L'autobus de Mont‑Carmel, lui, se promenait dans les côtes. Monte, descends, monte, descends, tourne, descends encore, monte plus haut. On commence à trouver ça loin Sept‑Îles. S'il l'avait fondé à Saint‑Siméon, ça ferait longtemps qu'on serait rendu! Mais on finit par arriver au chic Hôtel‑Môtel Comfort Inn. Comme le Lion Michel a tout prévu, l'inscription est à seulement deux pas de l'Hôtel. On y va mais comme on est légèrement fatigué, on n'assiste pas à la soirée western (il y en a beaucoup qui étaient fatigués ce soir‑là...) mais pas Lauréat...

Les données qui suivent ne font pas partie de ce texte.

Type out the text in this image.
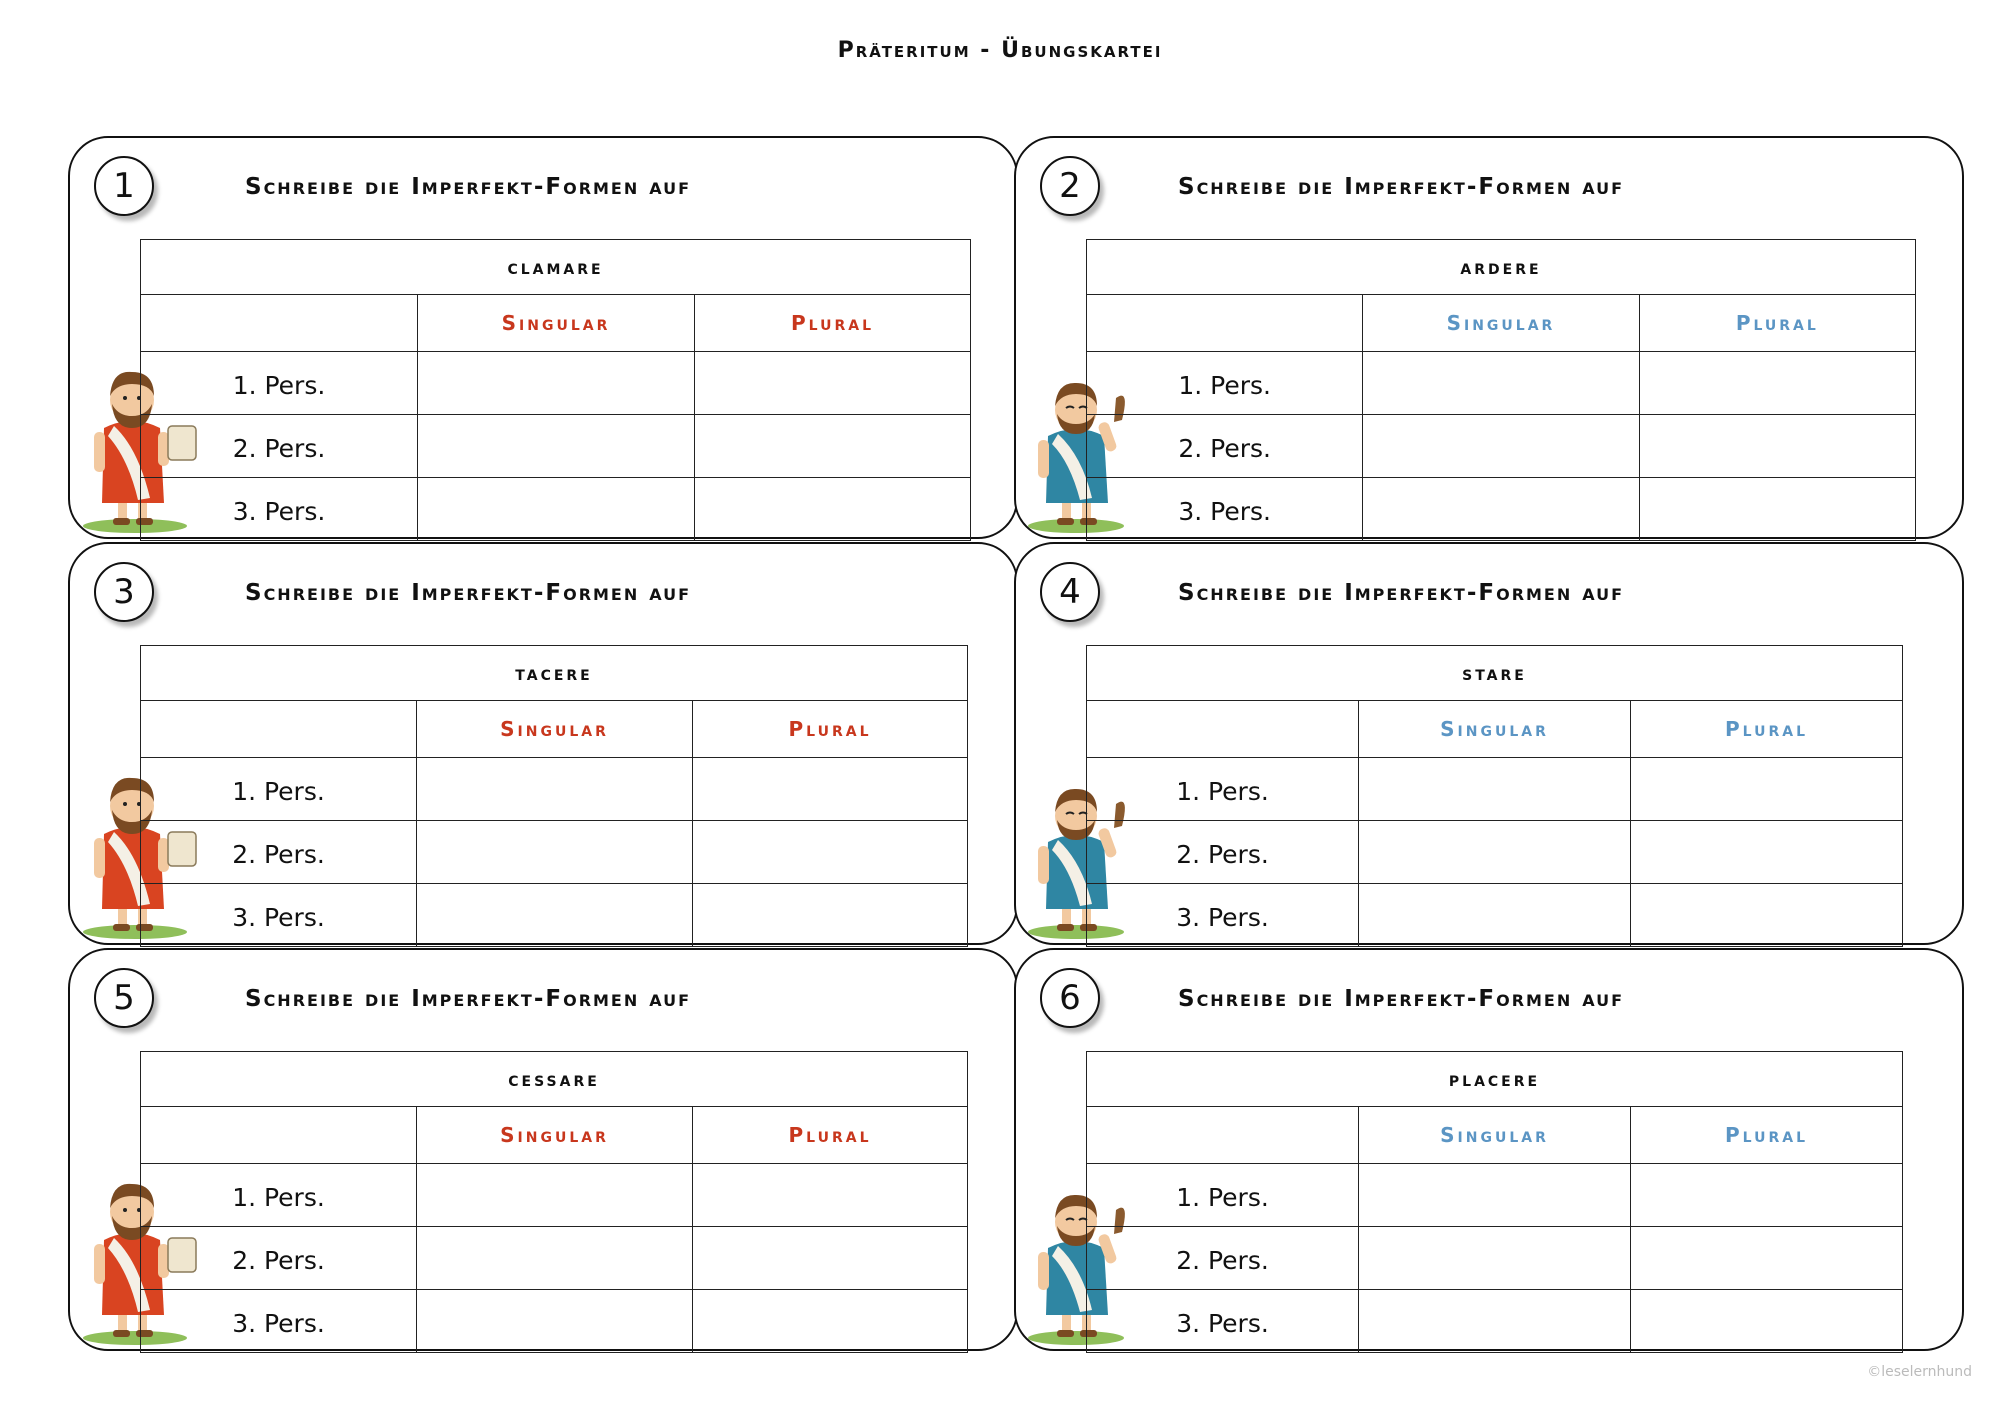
Präteritum - Übungskartei
1	Schreibe die Imperfekt-Formen auf
clamare		
	Singular	Plural
1. Pers.		
2. Pers.		
3. Pers.		
2	Schreibe die Imperfekt-Formen auf
ardere		
	Singular	Plural
1. Pers.		
2. Pers.		
3. Pers.		
3	Schreibe die Imperfekt-Formen auf
tacere		
	Singular	Plural
1. Pers.		
2. Pers.		
3. Pers.		
4	Schreibe die Imperfekt-Formen auf
stare		
	Singular	Plural
1. Pers.		
2. Pers.		
3. Pers.		
5	Schreibe die Imperfekt-Formen auf
cessare		
	Singular	Plural
1. Pers.		
2. Pers.		
3. Pers.		
6	Schreibe die Imperfekt-Formen auf
placere		
	Singular	Plural
1. Pers.		
2. Pers.		
3. Pers.		
©leselernhund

Mais si on se couche tard, on se lève de bonne heure, ordre du chef des médailles. À 7 heures, on est rendu au déjeuner. On était arrivé pour les cours deux heures plus tard. Mais il y en a un qui ne s'est pas ennuyé ce matin‑là. Allo Elphège par‑ci, salut Elphège par‑là. C'est simple, il était plus connu que le gouverneur!

 

Après avoir travaillé très fort dans les ateliers (si, si, on travaille quelque fois), c'est le banquet du samedi soir avec spectacle combo soirée espagnole et canadienne. L'invité d'honneur était le Lion Gilles Melançon. II a charmé l'auditoire par un discours intéressant, amusant... et court. Ce fut l'ovation debout et plusieurs étaient grimpés sur leurs chaises et leurs tables. Du jamais vu.

 

Le banquet fut l'occasion de remises de récompenses particulières et il y eut une seule médaille Tris Coffin et elle fut méritée par nul autre que le Lion Elphège. Encore ici des applaudissements à tout rompre, spécialement d'un Lion de la Seigneurie de Pabos. Bonne joueuse, même si elle n'avait rien eu cette année (mais qu'elle l'aurait mérité, qu'elle dit, avec tous les bingos qu'elle a faits) elle a félicité M. Elphège et a pris des notes pour recevoir quelque chose l'an prochain

Le lendemain, assemblée générale avec remise d'autres prix. Comme il faut donner pour recevoir, le Lion Michel s'est sacrifié et a remis le prix pour le plus de lunettes amassées par un club. Ce sacrifice n'aura pas été vain puisque M. Elphège est allé chercher le premier prix d'efficacité de club pour le district au complet, Nathalie est allée en avant pour chercher le prix d'innovation donné par le gouverneur pour le site internet de Rosaire, elle y est retournée pour un prix concernant le recrutement et le maintien des effectifs, commission assurée par Richard et Michel a récolté le 2e prix pour le bottin du club. À ce moment, avec toutes ces plaques et l'espace limité, on a commencé à se demander qui prendrait place sur le toit de la van

L'heure du brunch est venue et encore là, pour montrer l'exemple, nous avons fait de l'interclub (on n'a pas eu le choix, la table voisine nous avait "emprunté" le numéro attitré à notre table). Comme on tirait le numéro des tables pour savoir qui allait manger en premier, on s'est dit qu'avec deux numéros, on avait deux fois plus de chances de manger plus vite. Quand notre numéro est sorti, ils ont trouvé la tablée un peu grosse...

Après avoir bien mangé, retour au bercail, conduits par Lauréat, mais par le bateau BaieComeau/Matane cette fois. Encore là, que des Lions sur une mer sans vagues. Pas plus de vagues sur la route où tout s'est bien passé pour arriver dimanche soir, un peu fatigués, peut‑être, mais fiers d'avoir un si beau club à représenter.